The authors all once were academics of “substantial promise” (their own assessment) but have foresaken universities for alternative careers as staff members of the National Conference of State Legislatures in Denver. They claim considerable gastronomic experience: “We eat lunch in the seedier downtown restaurants three to four times a week. We take our wives to one of the more elegant restaurants at least once a month. Together we have run meetings in Denver for over 5000 people over the past five years and have had to answer the question, ‘where's a good restaurant?’ from a least 4000 of them.” They admit to a combined weight in the neighborhood of 750 pounds.

References

1 None of us is absolutely certain about the veracity of this statement. However, because we have all left academics, we feel less constrained by such irritants as the scientific method. We like the way this first sentence sounds, though, and have decided to keep it. We revert to the joys of empiricism in all of the restaurant reviews which follow.

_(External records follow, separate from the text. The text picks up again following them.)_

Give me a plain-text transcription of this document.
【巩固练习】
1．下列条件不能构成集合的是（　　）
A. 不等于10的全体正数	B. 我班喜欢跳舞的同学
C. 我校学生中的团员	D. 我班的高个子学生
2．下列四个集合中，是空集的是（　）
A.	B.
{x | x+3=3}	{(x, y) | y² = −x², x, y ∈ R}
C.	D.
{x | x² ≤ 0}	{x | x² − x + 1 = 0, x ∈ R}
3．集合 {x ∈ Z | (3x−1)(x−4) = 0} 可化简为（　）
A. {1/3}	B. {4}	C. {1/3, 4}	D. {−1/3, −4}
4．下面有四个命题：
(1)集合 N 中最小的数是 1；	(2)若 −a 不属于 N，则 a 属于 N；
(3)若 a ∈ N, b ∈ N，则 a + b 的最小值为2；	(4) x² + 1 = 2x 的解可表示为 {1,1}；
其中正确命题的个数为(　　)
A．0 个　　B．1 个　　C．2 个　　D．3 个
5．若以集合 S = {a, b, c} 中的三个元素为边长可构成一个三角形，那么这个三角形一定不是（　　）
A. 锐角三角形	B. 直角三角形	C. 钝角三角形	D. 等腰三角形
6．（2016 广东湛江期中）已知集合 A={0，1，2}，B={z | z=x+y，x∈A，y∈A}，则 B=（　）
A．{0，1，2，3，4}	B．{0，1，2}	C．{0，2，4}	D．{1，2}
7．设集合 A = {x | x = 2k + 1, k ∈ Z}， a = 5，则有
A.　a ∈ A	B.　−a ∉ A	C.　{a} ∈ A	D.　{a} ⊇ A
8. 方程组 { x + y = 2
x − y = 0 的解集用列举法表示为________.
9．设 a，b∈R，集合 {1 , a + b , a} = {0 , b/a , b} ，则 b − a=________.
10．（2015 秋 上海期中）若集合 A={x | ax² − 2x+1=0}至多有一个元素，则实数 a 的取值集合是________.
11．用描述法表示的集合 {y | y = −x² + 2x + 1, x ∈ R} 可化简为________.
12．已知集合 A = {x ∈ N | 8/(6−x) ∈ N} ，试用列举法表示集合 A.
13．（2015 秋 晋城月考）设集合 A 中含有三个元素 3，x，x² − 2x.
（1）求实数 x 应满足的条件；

2 The Buckhorn Exchange and The Fort in Denver and The Greenbriar North of Boulder are in this category.

3 Denver's cultural activities are fairly rich and diverse but lack one indispensable component—a major league baseball team. This has had a significant effect on our own summer travel schedules (for example, staying an extra day in Baltimore to catch the Orioles and Red Sox) and finds several of us waiting for sundown so we can begin twisting radio dials searching for Jack Buck, Vince Scully and Harry Caray.

4 The Colorado legislature has no constitutional limit on its session length. In the evennumbered years, though, the legislature can consider only the budget and items on the governor's “call.” The even-year session is known as the short session because the legislature is usually finished earlier than in the odd-numbered years.